The boys threw me alarmed and sympathetic looks, and Kate dived into her purse for an ibuprofen. That was fine. I let the misunderstanding go. A chest cramp would be much harder to talk my way out of, and anyway, it had stopped.
My friend cluster insisted on driving me straight home, and Abraim pressed my hand quietly in the backseat. His dark eyes told me he still had questions for me but wouldn’t bring them up in front of his brother. Before I got out of the car, he pulled me tight and kissed me on the lips, the first time he’d done that in front of anyone else. “Call me
later,” he insisted. “When you’re back from the gym. I need to be sure you really are okay.”
Mom took her usual seat in Lynn’s waiting room and picked up a magazine she had read cover to cover several times already. For God’s sake, the woman worked in a library. She could have brought a new book to pass the time. Then again, she probably couldn’t concentrate anyway, sitting out there wondering what went on in the room. Lynn was sworn to secrecy, and I wasn’t volunteering details, even though most of Mom’s salary went to paying for my therapy.
“I have a plan,” I announced to Lynn. I plopped down on the couch. “All you have to do is get me started.”
We’d done so much hypnosis and guided imagery that it was ridiculously easy for me to lose the office and slip into my head, into the special place where I’d met my alters. Lonely One must be nearby, and I suspected the one logical place to look for her.

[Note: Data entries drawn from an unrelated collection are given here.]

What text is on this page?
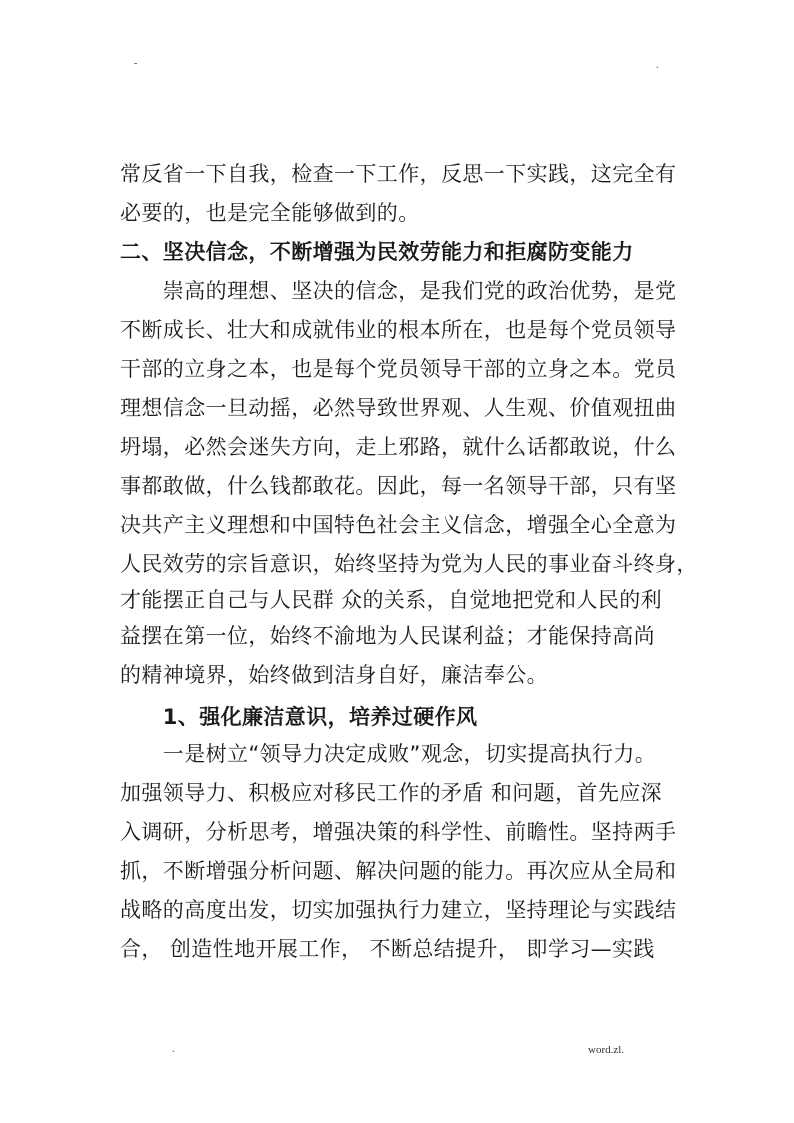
-	.
常反省一下自我，检查一下工作，反思一下实践，这完全有
必要的，也是完全能够做到的。
二、坚决信念，不断增强为民效劳能力和拒腐防变能力
　　崇高的理想、坚决的信念，是我们党的政治优势，是党
不断成长、壮大和成就伟业的根本所在，也是每个党员领导
干部的立身之本，也是每个党员领导干部的立身之本。党员
理想信念一旦动摇，必然导致世界观、人生观、价值观扭曲
坍塌，必然会迷失方向，走上邪路，就什么话都敢说，什么
事都敢做，什么钱都敢花。因此，每一名领导干部，只有坚
决共产主义理想和中国特色社会主义信念，增强全心全意为
人民效劳的宗旨意识，始终坚持为党为人民的事业奋斗终身，
才能摆正自己与人民群 众的关系，自觉地把党和人民的利
益摆在第一位，始终不渝地为人民谋利益；才能保持高尚
的精神境界，始终做到洁身自好，廉洁奉公。
　　1、强化廉洁意识，培养过硬作风
　　一是树立“领导力决定成败”观念，切实提高执行力。
加强领导力、积极应对移民工作的矛盾 和问题，首先应深
入调研，分析思考，增强决策的科学性、前瞻性。坚持两手
抓，不断增强分析问题、解决问题的能力。再次应从全局和
战略的高度出发，切实加强执行力建立，坚持理论与实践结
合， 创造性地开展工作， 不断总结提升， 即学习—实践
.	word.zl.
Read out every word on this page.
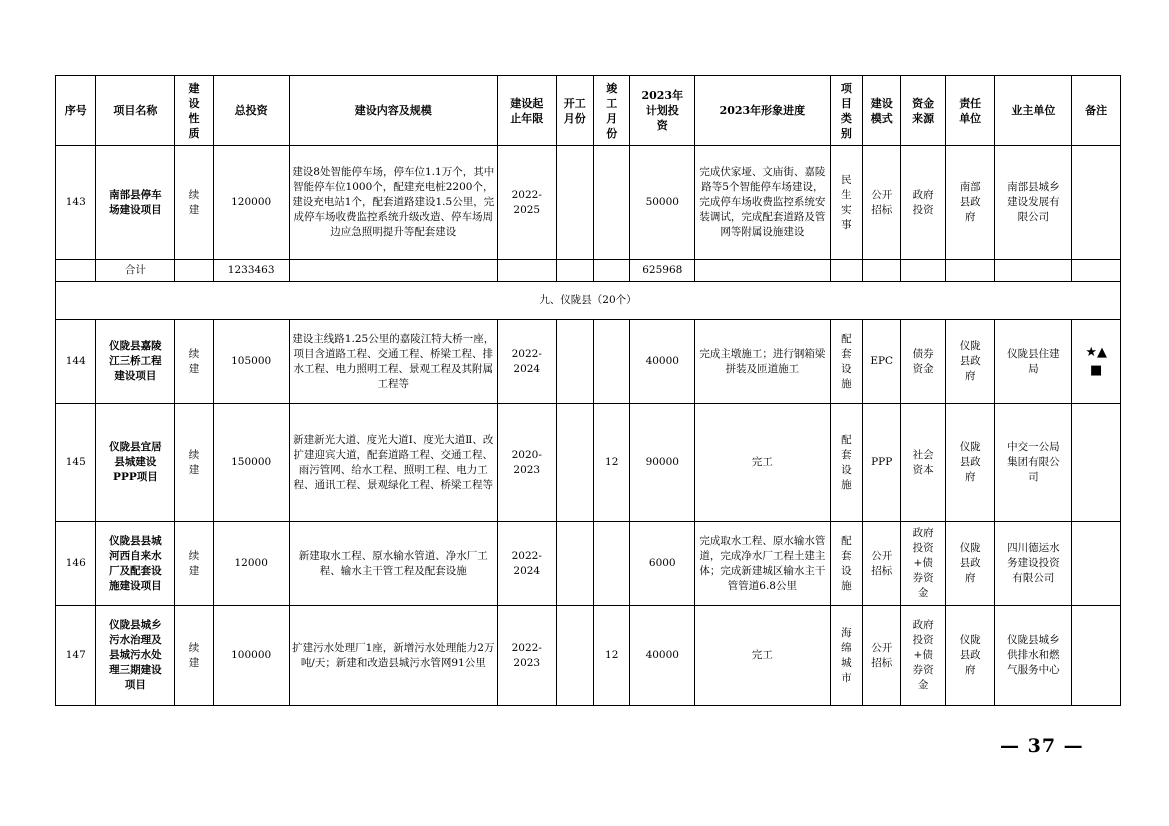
序号	项目名称	建设性质	总投资	建设内容及规模	建设起止年限	开工月份	竣工月份	2023年计划投资	2023年形象进度	项目类别	建设模式	资金来源	责任单位	业主单位	备注
143	南部县停车场建设项目	续建	120000	建设8处智能停车场，停车位1.1万个，其中智能停车位1000个，配建充电桩2200个，建设充电站1个，配套道路建设1.5公里，完成停车场收费监控系统升级改造、停车场周边应急照明提升等配套建设	2022-2025			50000	完成伏家垭、文庙街、嘉陵路等5个智能停车场建设，完成停车场收费监控系统安装调试，完成配套道路及管网等附属设施建设	民生实事	公开招标	政府投资	南部县政府	南部县城乡建设发展有限公司	
	合计		1233463					625968							
九、仪陇县（20个）															
144	仪陇县嘉陵江三桥工程建设项目	续建	105000	建设主线路1.25公里的嘉陵江特大桥一座，项目含道路工程、交通工程、桥梁工程、排水工程、电力照明工程、景观工程及其附属工程等	2022-2024			40000	完成主墩施工；进行钢箱梁拼装及匝道施工	配套设施	EPC	债券资金	仪陇县政府	仪陇县住建局	★▲■
145	仪陇县宜居县城建设PPP项目	续建	150000	新建新光大道、度光大道Ⅰ、度光大道Ⅱ、改扩建迎宾大道，配套道路工程、交通工程、雨污管网、给水工程、照明工程、电力工程、通讯工程、景观绿化工程、桥梁工程等	2020-2023		12	90000	完工	配套设施	PPP	社会资本	仪陇县政府	中交一公局集团有限公司	
146	仪陇县县城河西自来水厂及配套设施建设项目	续建	12000	新建取水工程、原水输水管道、净水厂工程、输水主干管工程及配套设施	2022-2024			6000	完成取水工程、原水输水管道，完成净水厂工程土建主体；完成新建城区输水主干管管道6.8公里	配套设施	公开招标	政府投资+债券资金	仪陇县政府	四川德运水务建设投资有限公司	
147	仪陇县城乡污水治理及县城污水处理三期建设项目	续建	100000	扩建污水处理厂1座，新增污水处理能力2万吨/天；新建和改造县城污水管网91公里	2022-2023		12	40000	完工	海绵城市	公开招标	政府投资+债券资金	仪陇县政府	仪陇县城乡供排水和燃气服务中心	
— 37 —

I took myself back to the cabin porch, the sunny blue and yellow porch, which looked undisturbed. But the door, the door that only Angel could use, was cracked an inch. I’d never seen it left open before.
Cobwebs spun across the opening wavered in the morning breeze. My hand reached up and pulled the doorknob. The door swung outward with a creak and a crash against the cabin. There was motion inside. A shaft of sunlight pierced the interior darkness, lighting up a hunched figure in the middle of the space. A rhythmic sound reached my ears—rocking, rocking. Runners on a hardwood floor.
I stepped into the gloom. A low oil lamp burned on the floor in the corner, casting a long, flickering shadow on the far wall.
“Who are you?” I asked, my voice hardly above a whisper.
Her head unbent. Our eyes met, at last. So this was the Lonely One, my mad rocker. Tears stained her cheeks. Her face was my face, twin of the one that greeted me in the morning, but yellowed by the weak flame.
She held a bundle in her arms and raised it toward me. Did she want me to have it? I moved a step forward, took the soft bundle. A blanket. An empty blue-and-white-checked blanket. Strangely familiar. It collapsed in my hands and fell to the floor.
“Who are you?” she sobbed in an echo of my voice. “Where’s my Angel?”